Le message de la base est clair : le NGC ne doit soutenir ni l'APC, ni le SLPP, ni passer d'accord de coalition avec aucun des deux partis, mais se concentrer sur une opposition effective dans l'intérêt du peuple sierra-léonais", selon le texte.

"La direction du NGC approuve cette position", ajoute le parti, qui déplore "l'émergence croissante du tribalisme dans la vie politique du pays et exhorte tous les Sierra-Léonais, en particulier la direction de l'APC et du SLPP, à tout faire pour y mettre fin".

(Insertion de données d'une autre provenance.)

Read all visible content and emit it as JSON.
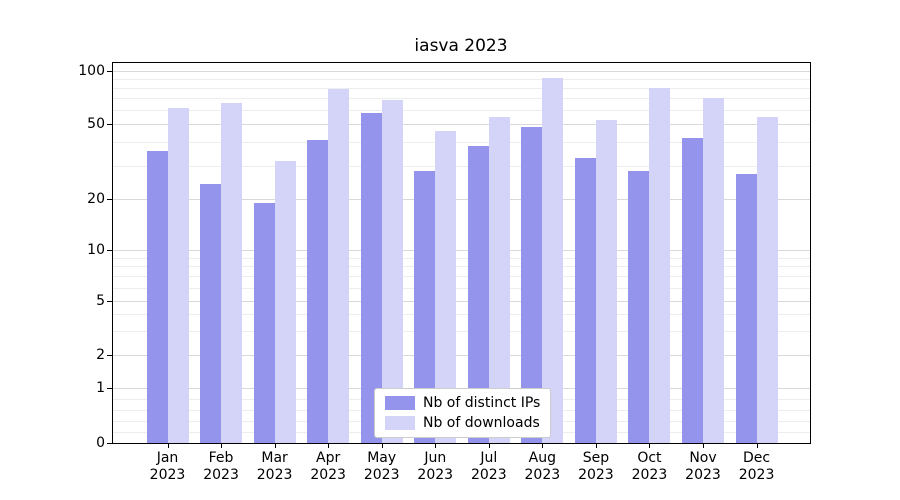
{
  "chart_data": {
    "type": "bar",
    "title": "iasva 2023",
    "year": "2023",
    "categories": [
      "Jan",
      "Feb",
      "Mar",
      "Apr",
      "May",
      "Jun",
      "Jul",
      "Aug",
      "Sep",
      "Oct",
      "Nov",
      "Dec"
    ],
    "series": [
      {
        "name": "Nb of distinct IPs",
        "color": "#9494ec",
        "values": [
          36,
          24,
          19,
          41,
          58,
          28,
          38,
          48,
          33,
          28,
          42,
          27
        ]
      },
      {
        "name": "Nb of downloads",
        "color": "#d4d4f8",
        "values": [
          62,
          66,
          32,
          79,
          68,
          46,
          55,
          91,
          53,
          80,
          70,
          55
        ]
      }
    ],
    "yscale": "symlog",
    "yticks": [
      0,
      1,
      2,
      5,
      10,
      20,
      50,
      100
    ],
    "ylim": [
      0,
      110
    ],
    "grid": true,
    "legend_position": "lower center"
  },
  "colors": {
    "axis": "#000000",
    "grid_major": "#d9d9d9",
    "grid_minor": "#ededed",
    "legend_border": "#cccccc",
    "background": "#ffffff"
  }
}
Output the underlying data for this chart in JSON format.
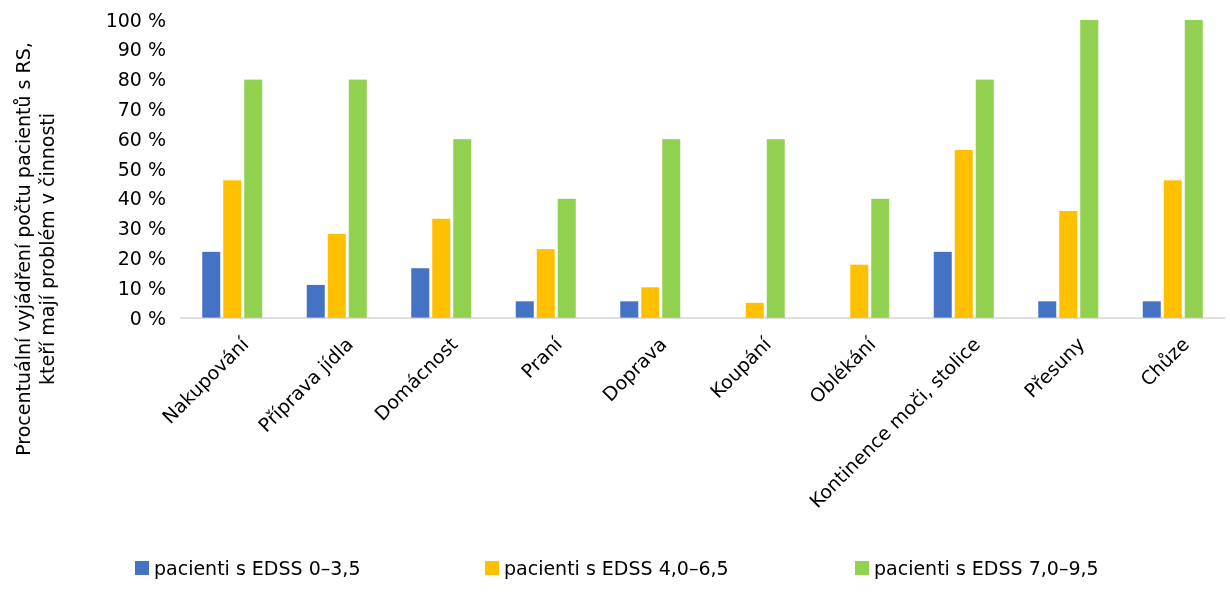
{
  "chart_data": {
    "type": "bar",
    "ylabel": "Procentuální vyjádření počtu pacientů s RS, kteří mají problém v činnosti",
    "categories": [
      "Nakupování",
      "Příprava jídla",
      "Domácnost",
      "Praní",
      "Doprava",
      "Koupání",
      "Oblékání",
      "Kontinence moči, stolice",
      "Přesuny",
      "Chůze"
    ],
    "series": [
      {
        "name": "pacienti s EDSS 0–3,5",
        "color": "#4472c4",
        "values": [
          22.2,
          11.1,
          16.7,
          5.6,
          5.6,
          0,
          0,
          22.2,
          5.6,
          5.6
        ]
      },
      {
        "name": "pacienti s EDSS 4,0–6,5",
        "color": "#ffc000",
        "values": [
          46.2,
          28.2,
          33.3,
          23.1,
          10.3,
          5.1,
          17.9,
          56.4,
          35.9,
          46.2
        ]
      },
      {
        "name": "pacienti s EDSS 7,0–9,5",
        "color": "#92d050",
        "values": [
          80,
          80,
          60,
          40,
          60,
          60,
          40,
          80,
          100,
          100
        ]
      }
    ],
    "ylim": [
      0,
      100
    ],
    "yticks": [
      {
        "value": 0,
        "label": "0 %"
      },
      {
        "value": 10,
        "label": "10 %"
      },
      {
        "value": 20,
        "label": "20 %"
      },
      {
        "value": 30,
        "label": "30 %"
      },
      {
        "value": 40,
        "label": "40 %"
      },
      {
        "value": 50,
        "label": "50 %"
      },
      {
        "value": 60,
        "label": "60 %"
      },
      {
        "value": 70,
        "label": "70 %"
      },
      {
        "value": 80,
        "label": "80 %"
      },
      {
        "value": 90,
        "label": "90 %"
      },
      {
        "value": 100,
        "label": "100 %"
      }
    ],
    "legend": "bottom"
  }
}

>> Lire aussi : Un second tour pour les deux principaux candidats à la présidentielle en Sierra Leone

La campagne électorale dans ce pays pauvre d'Afrique de l'Ouest gangrené par la corruption s'achève le 25 mars.

Le bilan de l'administration du président sortant, Ernest Bai Koroma, qui ne peut se représenter après deux mandats de cinq ans, est contrasté.

Si elle a réussi à attirer les investisseurs pour reconstruire le pays, dévasté par la guerre civile (1991-2002) qui a fait quelque 120.000 morts, l'économie reste fragile après les chocs de l'épidémie d'Ebola en 2014-2016 et de la chute des cours mondiaux des matières premières. Et la corruption a continué à prospérer.